I mill and sift my own flour with a GrainMaker. And you'd be surprised at how well fresh soft white wheat flour compares to conventional store-bought AP. All classic French wheat breads were made with soft white wheat, as they didn't have hard berries; those were a German and Eastern European crop. So you can actual do a lot with soft white wheat.

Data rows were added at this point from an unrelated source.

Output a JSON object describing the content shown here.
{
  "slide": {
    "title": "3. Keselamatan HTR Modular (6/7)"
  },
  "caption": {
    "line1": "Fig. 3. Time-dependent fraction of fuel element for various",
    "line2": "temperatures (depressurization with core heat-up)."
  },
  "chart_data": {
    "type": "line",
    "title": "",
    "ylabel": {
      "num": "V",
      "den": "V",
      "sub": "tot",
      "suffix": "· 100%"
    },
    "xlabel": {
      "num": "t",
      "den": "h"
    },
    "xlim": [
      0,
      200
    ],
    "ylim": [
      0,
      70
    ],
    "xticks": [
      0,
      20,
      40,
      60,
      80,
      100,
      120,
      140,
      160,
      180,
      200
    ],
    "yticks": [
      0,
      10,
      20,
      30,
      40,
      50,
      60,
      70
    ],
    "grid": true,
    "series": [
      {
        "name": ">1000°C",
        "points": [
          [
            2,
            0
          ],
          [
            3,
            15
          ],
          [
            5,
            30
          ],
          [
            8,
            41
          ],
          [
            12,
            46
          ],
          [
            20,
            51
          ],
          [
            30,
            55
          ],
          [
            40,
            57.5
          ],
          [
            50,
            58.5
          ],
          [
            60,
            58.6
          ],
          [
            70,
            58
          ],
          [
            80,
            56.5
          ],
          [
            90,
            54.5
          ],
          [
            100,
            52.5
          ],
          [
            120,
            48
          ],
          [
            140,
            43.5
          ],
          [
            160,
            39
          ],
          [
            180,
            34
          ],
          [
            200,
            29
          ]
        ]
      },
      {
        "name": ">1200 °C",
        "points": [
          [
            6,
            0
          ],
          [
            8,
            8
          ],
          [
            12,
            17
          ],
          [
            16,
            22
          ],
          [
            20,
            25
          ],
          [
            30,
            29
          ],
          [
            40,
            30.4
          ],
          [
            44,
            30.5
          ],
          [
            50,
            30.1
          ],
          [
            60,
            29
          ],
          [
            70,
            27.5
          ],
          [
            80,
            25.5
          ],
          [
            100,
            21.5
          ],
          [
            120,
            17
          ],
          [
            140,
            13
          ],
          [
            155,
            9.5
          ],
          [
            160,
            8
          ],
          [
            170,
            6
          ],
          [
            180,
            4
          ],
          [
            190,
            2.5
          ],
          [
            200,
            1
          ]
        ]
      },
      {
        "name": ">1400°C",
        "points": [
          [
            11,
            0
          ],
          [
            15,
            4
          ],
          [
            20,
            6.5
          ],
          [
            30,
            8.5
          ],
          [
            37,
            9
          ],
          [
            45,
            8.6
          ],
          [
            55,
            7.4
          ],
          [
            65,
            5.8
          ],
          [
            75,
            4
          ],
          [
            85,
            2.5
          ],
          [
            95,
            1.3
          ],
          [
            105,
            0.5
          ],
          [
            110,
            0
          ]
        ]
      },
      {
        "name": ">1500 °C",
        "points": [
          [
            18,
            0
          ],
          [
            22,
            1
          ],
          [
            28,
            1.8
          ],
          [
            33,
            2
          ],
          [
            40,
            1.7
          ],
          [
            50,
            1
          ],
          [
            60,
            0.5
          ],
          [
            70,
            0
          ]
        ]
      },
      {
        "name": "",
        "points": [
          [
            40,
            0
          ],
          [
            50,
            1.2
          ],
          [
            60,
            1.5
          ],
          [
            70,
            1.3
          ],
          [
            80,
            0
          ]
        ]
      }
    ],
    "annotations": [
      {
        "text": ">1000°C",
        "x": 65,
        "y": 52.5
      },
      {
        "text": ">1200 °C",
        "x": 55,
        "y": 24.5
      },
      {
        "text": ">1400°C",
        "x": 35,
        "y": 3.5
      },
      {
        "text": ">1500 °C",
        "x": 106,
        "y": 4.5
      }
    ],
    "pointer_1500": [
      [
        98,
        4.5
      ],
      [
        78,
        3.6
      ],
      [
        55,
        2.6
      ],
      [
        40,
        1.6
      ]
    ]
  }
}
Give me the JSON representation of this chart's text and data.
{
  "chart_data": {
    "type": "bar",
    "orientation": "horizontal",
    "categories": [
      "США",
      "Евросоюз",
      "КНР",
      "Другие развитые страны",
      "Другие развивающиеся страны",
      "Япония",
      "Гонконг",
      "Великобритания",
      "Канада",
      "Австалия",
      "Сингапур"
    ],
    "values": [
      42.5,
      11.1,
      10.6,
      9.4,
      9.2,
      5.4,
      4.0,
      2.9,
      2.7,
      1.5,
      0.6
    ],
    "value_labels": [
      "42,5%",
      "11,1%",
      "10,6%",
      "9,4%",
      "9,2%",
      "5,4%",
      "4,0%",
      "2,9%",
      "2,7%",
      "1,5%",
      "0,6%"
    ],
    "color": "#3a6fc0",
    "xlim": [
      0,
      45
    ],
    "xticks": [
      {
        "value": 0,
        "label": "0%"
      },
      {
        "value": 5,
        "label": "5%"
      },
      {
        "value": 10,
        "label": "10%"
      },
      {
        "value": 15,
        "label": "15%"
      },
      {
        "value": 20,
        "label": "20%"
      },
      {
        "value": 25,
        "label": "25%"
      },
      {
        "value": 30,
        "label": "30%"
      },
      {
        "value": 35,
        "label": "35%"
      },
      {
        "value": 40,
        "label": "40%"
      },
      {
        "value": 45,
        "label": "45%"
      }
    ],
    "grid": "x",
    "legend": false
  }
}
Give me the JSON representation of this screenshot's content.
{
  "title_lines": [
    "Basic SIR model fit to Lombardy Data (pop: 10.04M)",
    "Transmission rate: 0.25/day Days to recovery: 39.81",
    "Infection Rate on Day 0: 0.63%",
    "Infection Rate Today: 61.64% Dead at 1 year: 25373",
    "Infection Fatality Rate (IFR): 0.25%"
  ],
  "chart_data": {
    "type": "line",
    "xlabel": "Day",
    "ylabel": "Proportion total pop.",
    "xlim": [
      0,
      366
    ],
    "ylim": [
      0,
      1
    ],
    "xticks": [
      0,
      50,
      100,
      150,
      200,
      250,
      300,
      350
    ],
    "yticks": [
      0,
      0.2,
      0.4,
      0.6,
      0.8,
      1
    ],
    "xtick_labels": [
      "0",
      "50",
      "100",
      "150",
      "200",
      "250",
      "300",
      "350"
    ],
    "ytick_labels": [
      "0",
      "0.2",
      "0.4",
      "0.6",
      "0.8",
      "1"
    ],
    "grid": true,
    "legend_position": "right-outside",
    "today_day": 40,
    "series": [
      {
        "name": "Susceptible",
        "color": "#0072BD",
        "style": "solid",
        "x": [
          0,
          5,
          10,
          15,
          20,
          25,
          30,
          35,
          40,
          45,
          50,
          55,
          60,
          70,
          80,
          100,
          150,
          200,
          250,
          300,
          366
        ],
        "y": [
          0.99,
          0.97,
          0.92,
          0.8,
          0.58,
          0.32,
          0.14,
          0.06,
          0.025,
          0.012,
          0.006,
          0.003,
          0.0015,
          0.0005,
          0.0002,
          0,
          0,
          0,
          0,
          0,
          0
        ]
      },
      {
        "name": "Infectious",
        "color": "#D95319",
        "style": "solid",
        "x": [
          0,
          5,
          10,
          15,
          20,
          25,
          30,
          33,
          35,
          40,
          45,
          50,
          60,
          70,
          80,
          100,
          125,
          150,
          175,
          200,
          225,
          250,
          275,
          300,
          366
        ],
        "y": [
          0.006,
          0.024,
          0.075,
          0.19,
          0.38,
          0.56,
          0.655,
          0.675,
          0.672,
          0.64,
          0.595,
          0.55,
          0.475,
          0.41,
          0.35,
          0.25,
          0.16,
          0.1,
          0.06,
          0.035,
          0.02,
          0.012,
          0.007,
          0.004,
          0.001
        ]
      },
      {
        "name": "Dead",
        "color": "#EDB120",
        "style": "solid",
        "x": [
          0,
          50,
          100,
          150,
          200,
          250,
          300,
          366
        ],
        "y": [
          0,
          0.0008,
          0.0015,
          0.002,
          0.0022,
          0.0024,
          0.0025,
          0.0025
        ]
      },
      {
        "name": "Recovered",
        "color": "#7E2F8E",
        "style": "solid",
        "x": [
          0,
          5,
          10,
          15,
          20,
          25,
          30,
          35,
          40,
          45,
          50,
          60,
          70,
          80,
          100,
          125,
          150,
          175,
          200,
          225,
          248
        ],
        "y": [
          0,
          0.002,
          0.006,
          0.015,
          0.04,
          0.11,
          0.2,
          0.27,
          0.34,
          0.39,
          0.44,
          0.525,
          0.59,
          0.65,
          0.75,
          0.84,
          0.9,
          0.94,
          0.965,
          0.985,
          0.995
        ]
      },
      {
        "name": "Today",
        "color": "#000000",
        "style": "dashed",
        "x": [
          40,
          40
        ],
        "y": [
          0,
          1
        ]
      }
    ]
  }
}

For sifting, I'd suggest using a #70 mesh. I use a #70 Newark SuperlaSieve and a small boar-bristle brush to do mine. The brush is key, as the openings in the mesh are not wide enough to shake the flour through. The brush helps push them through, while leaving the vast majority of bran behind. It's very labor intensive, but the flour is spectacular. 

krippen.knittle's picture
krippen.knittle

Thank you so very much! I have always used KAF, before I got a mill, so that is what I'm trying to emulate. This is the exact, precise information that I needed.You are a genius!

Happy baking!

Rebecca

dabrownman's picture
dabrownman

you won't be able to make AP flour of any kind so no worries.  You will likely end up with a great high extraction flour and that is way, way better than any AP flour to be found anywhere.

Mr. Waffles's picture
Mr. Waffles

Particularly if you temper the wheat, have a higher-quality mill, and the right sieves, you can get something very much like AP flour or pastry flour. Of course, there's no way to separate out the germ, but the vast majority of the bran can be separated. I wouldn't bother with the exercise if it was closer to whole wheat than not. 

In fact, when I use Bob's Red Mill soft white wheat berries, my pastry flour is whiter than the Bob's Red Mill pastry flour. Again, I understand it's not pure endosperm like the bagged stuff, but it looks essentially as pure. And I've never had anyone eat anything made with my fresh/sieved flour and ask if it was whole wheat. I bake with white flour.